Microsoft has detailed a high-severity flaw in the TikTok Android app that could have allowed an attacker to hijack an account when users click on a link.
Fortunately, developers at TikTok parent ByteDance quickly fixed the flaw after Microsoft researchers reported the issue to it in February through its bug bounty program, according to Dimitrios Valsamaras, a researcher with the Microsoft 365 Defender Research Team.

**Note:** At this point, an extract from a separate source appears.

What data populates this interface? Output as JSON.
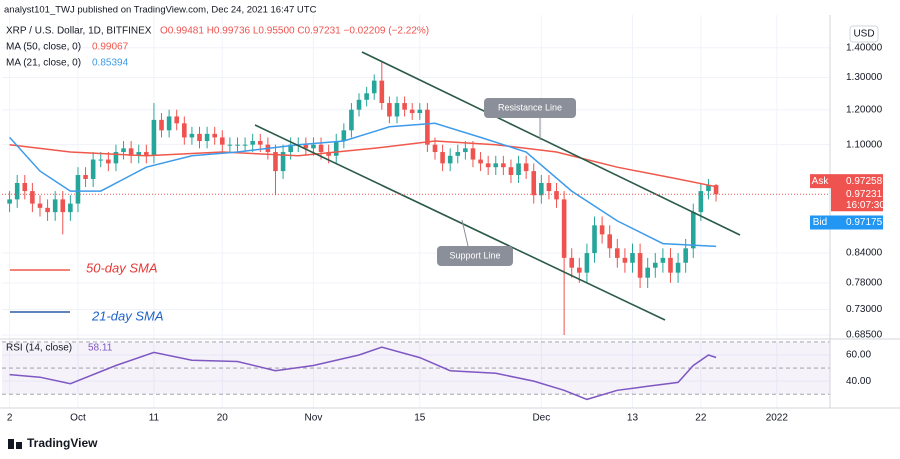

The bug has now been assigned the identifier CVE-2022-28799, and while it is fixed, Microsoft is urging all TikTok users on Android to update the app to the latest version.
As Valsamaras notes in a blogpost, there are two versions of the TikTok Android app. One (with the package name com.ss.android.ugc.trill) is for East and Southeast Asia and another (with the package name com.zhiliaoapp.musically) is for other regions. Both contained the vulnerability.
“We commend the efficient and professional resolution from the TikTok security team. TikTok users are encouraged to ensure they’re using the latest version of the app,” writes Valsamaras.
However, the actual vulnerability is in how the TikTok app handles a particular “deeplink” on Android, according to Valsamaras. Developers can use deeplinks to link to a chosen component within an app. When users click a deeplink, the Android package manager checks all installed apps to see which one can respond to the deeplink and then routs it to the company declared as its handler, Valsamaras notes.
“While reviewing the app’s handling of a specific deeplink, we discovered several issues that, when chained together, could have been used to force the application to load an arbitrary URL to the application’s WebView,” writes Valsamaras.
By invoking these methods, the attacker can nab the user’s authentication tokens by triggering a request to a controlled server and logging the cookie and the request headers. The attacker can also retrieve or modify the user’s TikTok account data, such as private videos and profile settings.
“In short, by controlling any of the methods able to perform authenticated HTTP requests, a malicious actor could have compromised a TikTok user account,” writes Valsamaras.
Microsoft recommends developers instead use an “approved list of trusted domains to be loaded to the application’s WebView to prevent loading malicious or untrusted web content.”